Outside, blast waves tore windows from their sashes; at a relative's house, every pane was destroyed, the furniture lay damaged, personal effects strewn throughout the rooms. When I visited, a woman sat before the ruins, painting at an easel, choosing not to let stillness and debris have the ultimate victory.
Translating Pain
A photograph was shared on social media of a 23-year-old poet who was killed when missiles struck a building. Her writing went viral next to her image. On a street where I once bought dictionaries, I saw an aged woman hurrying between alleyways, calling a name. Neighbours said she had mourned a son in a war over 30 years ago, and now, the bombs had triggered some deep-seated memory. She was searching for a child who would never come home.
We were all translating, in our own way: turning devastation into image, demise into verse, sorrow into longing.
The Craft as Defiance
A week after the attacks began, still surrounded by destruction, I found myself rendering a story for young readers about a king whose daughter will heal only if she can hold the moon. Though written for children, it carried significant meaning for me then. The author, who lost his sight yet kept working until the end of his life, understood something about striving for the unreachable. I wondered if the moon was the tranquility we all desired – seemingly impossible, yet still worth striving for.
During those nights, I understood translation as something more than a skill: it was an act of resistance, of remaining, of persisting.

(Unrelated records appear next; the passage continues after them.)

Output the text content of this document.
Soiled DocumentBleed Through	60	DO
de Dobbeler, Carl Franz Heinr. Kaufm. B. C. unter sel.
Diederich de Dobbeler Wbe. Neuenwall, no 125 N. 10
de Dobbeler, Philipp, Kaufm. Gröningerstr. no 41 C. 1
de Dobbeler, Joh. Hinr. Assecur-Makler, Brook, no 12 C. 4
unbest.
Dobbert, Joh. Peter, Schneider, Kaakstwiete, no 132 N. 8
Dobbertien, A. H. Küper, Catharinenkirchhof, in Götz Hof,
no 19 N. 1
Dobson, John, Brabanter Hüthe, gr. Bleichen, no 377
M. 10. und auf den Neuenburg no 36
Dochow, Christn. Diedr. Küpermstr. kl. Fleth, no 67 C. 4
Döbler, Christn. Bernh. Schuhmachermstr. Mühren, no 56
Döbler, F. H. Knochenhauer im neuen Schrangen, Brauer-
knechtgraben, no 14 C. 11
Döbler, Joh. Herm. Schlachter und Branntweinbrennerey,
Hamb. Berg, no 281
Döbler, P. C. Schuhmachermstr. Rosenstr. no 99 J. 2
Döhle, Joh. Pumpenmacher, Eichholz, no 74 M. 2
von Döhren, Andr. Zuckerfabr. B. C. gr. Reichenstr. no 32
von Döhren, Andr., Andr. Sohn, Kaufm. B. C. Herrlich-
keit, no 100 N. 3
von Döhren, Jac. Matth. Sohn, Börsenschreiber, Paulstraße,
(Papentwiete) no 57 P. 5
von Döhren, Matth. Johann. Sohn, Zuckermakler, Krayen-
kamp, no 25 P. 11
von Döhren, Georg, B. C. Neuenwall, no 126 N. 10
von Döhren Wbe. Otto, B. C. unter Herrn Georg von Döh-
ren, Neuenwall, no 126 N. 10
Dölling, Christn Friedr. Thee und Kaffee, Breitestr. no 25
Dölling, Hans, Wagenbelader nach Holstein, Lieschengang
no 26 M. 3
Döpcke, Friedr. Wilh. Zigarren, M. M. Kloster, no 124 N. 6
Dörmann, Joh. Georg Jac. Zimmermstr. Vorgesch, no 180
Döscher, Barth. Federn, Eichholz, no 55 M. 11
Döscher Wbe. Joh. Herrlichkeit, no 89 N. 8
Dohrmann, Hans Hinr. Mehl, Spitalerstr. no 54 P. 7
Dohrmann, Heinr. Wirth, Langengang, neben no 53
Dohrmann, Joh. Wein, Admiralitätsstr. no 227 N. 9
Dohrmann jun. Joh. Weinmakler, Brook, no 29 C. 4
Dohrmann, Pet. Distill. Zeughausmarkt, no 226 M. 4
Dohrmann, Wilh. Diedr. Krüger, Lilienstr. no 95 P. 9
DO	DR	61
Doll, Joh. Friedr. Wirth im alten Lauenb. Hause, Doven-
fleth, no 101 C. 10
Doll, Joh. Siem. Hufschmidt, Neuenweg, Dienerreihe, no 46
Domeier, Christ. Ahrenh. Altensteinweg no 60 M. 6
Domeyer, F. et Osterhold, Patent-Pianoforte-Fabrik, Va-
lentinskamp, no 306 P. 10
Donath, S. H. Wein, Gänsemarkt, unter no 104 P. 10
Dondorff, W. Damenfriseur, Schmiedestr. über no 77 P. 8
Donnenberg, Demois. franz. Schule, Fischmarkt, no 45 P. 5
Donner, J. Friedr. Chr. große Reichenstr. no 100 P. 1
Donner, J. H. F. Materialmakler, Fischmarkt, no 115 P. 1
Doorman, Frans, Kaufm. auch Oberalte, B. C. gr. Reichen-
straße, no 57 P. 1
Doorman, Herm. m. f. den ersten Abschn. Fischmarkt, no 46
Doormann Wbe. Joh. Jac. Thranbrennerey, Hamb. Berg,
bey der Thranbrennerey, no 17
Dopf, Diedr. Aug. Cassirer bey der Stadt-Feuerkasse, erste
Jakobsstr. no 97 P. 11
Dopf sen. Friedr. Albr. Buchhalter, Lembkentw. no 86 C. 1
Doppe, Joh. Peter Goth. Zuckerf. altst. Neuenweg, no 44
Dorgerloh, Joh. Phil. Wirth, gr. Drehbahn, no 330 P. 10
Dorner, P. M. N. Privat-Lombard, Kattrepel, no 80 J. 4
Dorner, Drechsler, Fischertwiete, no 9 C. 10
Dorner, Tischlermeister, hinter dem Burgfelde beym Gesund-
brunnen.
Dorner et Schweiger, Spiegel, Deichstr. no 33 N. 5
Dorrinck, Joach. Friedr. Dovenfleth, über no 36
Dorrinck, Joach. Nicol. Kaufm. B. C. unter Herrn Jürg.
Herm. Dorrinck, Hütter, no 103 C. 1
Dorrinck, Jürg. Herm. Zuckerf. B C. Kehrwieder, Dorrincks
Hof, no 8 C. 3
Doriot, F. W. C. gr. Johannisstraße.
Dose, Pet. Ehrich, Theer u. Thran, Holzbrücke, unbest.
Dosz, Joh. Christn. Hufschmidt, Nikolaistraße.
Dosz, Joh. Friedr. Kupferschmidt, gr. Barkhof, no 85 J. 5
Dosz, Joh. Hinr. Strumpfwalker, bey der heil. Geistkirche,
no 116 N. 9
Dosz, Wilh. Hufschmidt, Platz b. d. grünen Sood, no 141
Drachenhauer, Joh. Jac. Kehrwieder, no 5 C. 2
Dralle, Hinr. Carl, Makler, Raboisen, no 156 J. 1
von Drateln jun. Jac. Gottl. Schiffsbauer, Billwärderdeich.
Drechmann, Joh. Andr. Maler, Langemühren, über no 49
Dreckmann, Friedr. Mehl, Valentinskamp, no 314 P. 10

One day, in bright sunlight, blasts hit a prison; in those same hours, I was translating passages about a philosopher in his confinement, asking for more dictionaries, insisting that linguistic work become his “predominant activity”. For him, translation was – as the author puts it – “a reality, hope, practice, support, and analogy” all at once.
An Enduring Voice
And then came the picture. I spotted it on a news site and saw that, within the ruins of another apartment block, lay one of my old renditions, damaged but intact, my name printed on the cover. The image was in color, but it might as well have been black and white, stripped of life among the debris and wreckage. For most of my career, I had been anonymous, as all translators are. But here was my work made visible – scarred, but persisting.
I looked at the image for a long time. The author writes that “all translation is a statement”, but I had never felt the true gravity of this until then. To translate, even under attack, was to say: “this voice had significance”. It will not be forgotten. To translate is not just to haul stories across languages, but to help them persist when everything else falls away. It is a quiet, stubborn rejection to be silenced.